2.29 Ook het beroep op het Internationaal Verdrag voor de Rechten van het Kind (IVRK) kan eiser niet baten, nu volgens vaste jurisprudentie van de Afdeling bestuursrechtspraak van de Raad van State (ABRvS) aan het IVRK geen rechten van verblijfsrechtelijke aard kunnen worden ontleend, die verder gaan dan uit hoofde van artikel 8 van het EVRM mogelijk is. Derhalve wordt verwezen naar hetgeen hiervoor met betrekking tot die verdragsbepaling is overwogen. Onder verwijzing naar de uitspraak van de ABRvS van 7 mei 2009 (LJN BI4038) overweegt de rechtbank nog dat, voor zover het eerste lid van artikel 3 van het IVRK al een rechtstreeks toepasbare norm zou inhouden, deze tot niet meer zou strekken dan dat bij alle maatregelen betreffende kinderen de belangen van het desbetreffende kind dienen te worden betrokken. Niet is gebleken dat de belangen van eisers dochter niet bij het nemen van het bestreden besluit zijn betrokken. Gelet op hetgeen onder de punten 2.27 en 2.28 is overwogen, heeft verweerder geen aanleiding hoeven zien om het door eiser gewenste deskundigenonderzoek door bijvoorbeeld de Raad voor de Kinderbescherming naar de gevolgen voor eisers dochter indien eiser het land moet verlaten, te laten verrichten.

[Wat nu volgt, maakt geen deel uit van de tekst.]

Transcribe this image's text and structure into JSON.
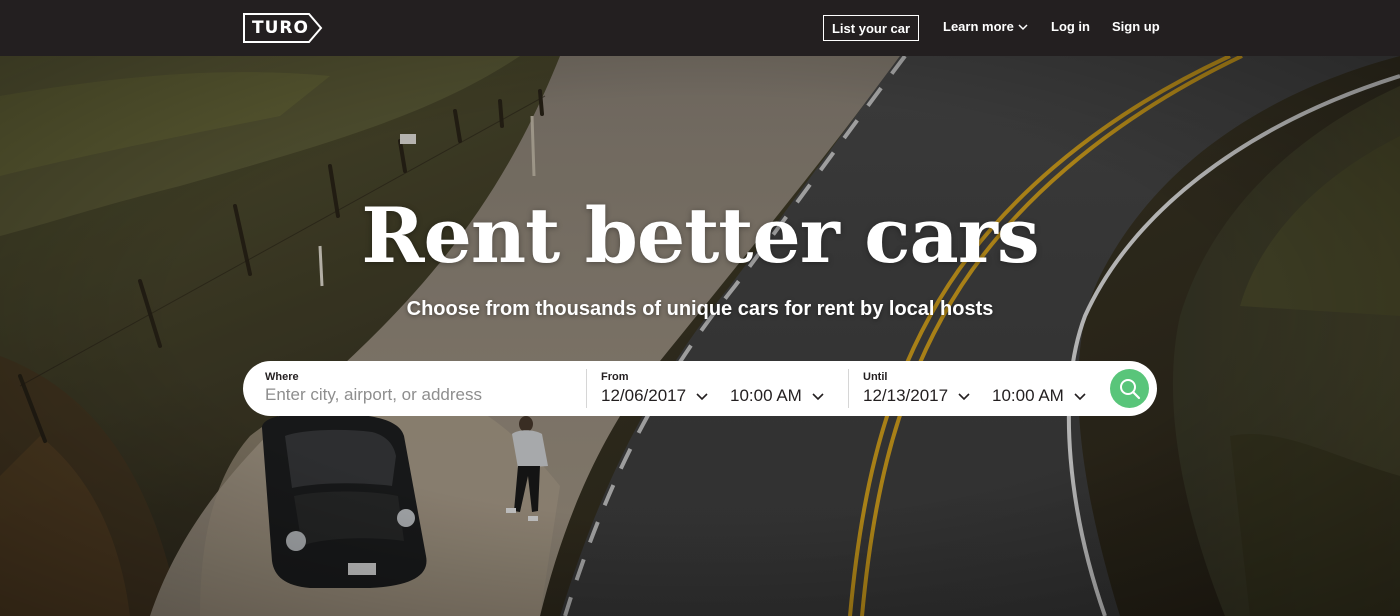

2.30 Eiser heeft in beroep een beschikking van de rechtbank van 6 juli 2009 overgelegd waaruit blijkt dat de echtscheiding is uitgesproken tussen eiser en zijn echtgenote en een omgangsregeling is bepaald met zijn dochter. Gelet op de ex tunc toets in beroep wordt deze wijziging in de omstandigheden, die dateert van na het bestreden besluit, niet bij de beoordeling van het beroep betrokken.
2.31 Uit het voorgaande volgt dat het beroep ongegrond is.
2.32 Voor een proceskostenveroordeling bestaat geen aanleiding.
Beslissing
De rechtbank:
verklaart het beroep ongegrond.
Aldus vastgesteld door mr. K.J. Veenstra en in het openbaar uitgesproken op 15 december 2009.
De griffier:
mr. N.R. Hoogenberk
De rechter:
mr. K.J. Veenstra
afschrift verzonden op:
Rechtsmiddel
Tegen deze uitspraak, voor zover die het beroep betreft, kunnen partijen binnen vier weken na verzending van deze uitspraak hoger beroep instellen bij de Afdeling bestuursrechtspraak van de Raad van State, onder vermelding van “Hoger beroep vreemdelingenzaken”, Postbus 16113, 2500 BC Den Haag. Het beroepschrift dient één of meer grieven te bevatten. Artikel 6:6 van de Algemene wet bestuursrecht is niet van toepassing.
De uitspraak van de rechtbank is bindend tussen partijen. Die binding heeft ook betekenis bij een eventueel vervolg van deze procedure, bijvoorbeeld indien het beroep gegrond wordt verklaard en verweerder een nieuw besluit moet nemen. Als een partij niet met hoger beroep opkomt tegen een oordeel van de rechtbank waarbij uitdrukkelijk en zonder voorbehoud een standpunt van die partij is verworpen, staat de bestuursrechter die partij in beginsel niet toe dat standpunt in een latere fase van de procedure opnieuw in te nemen.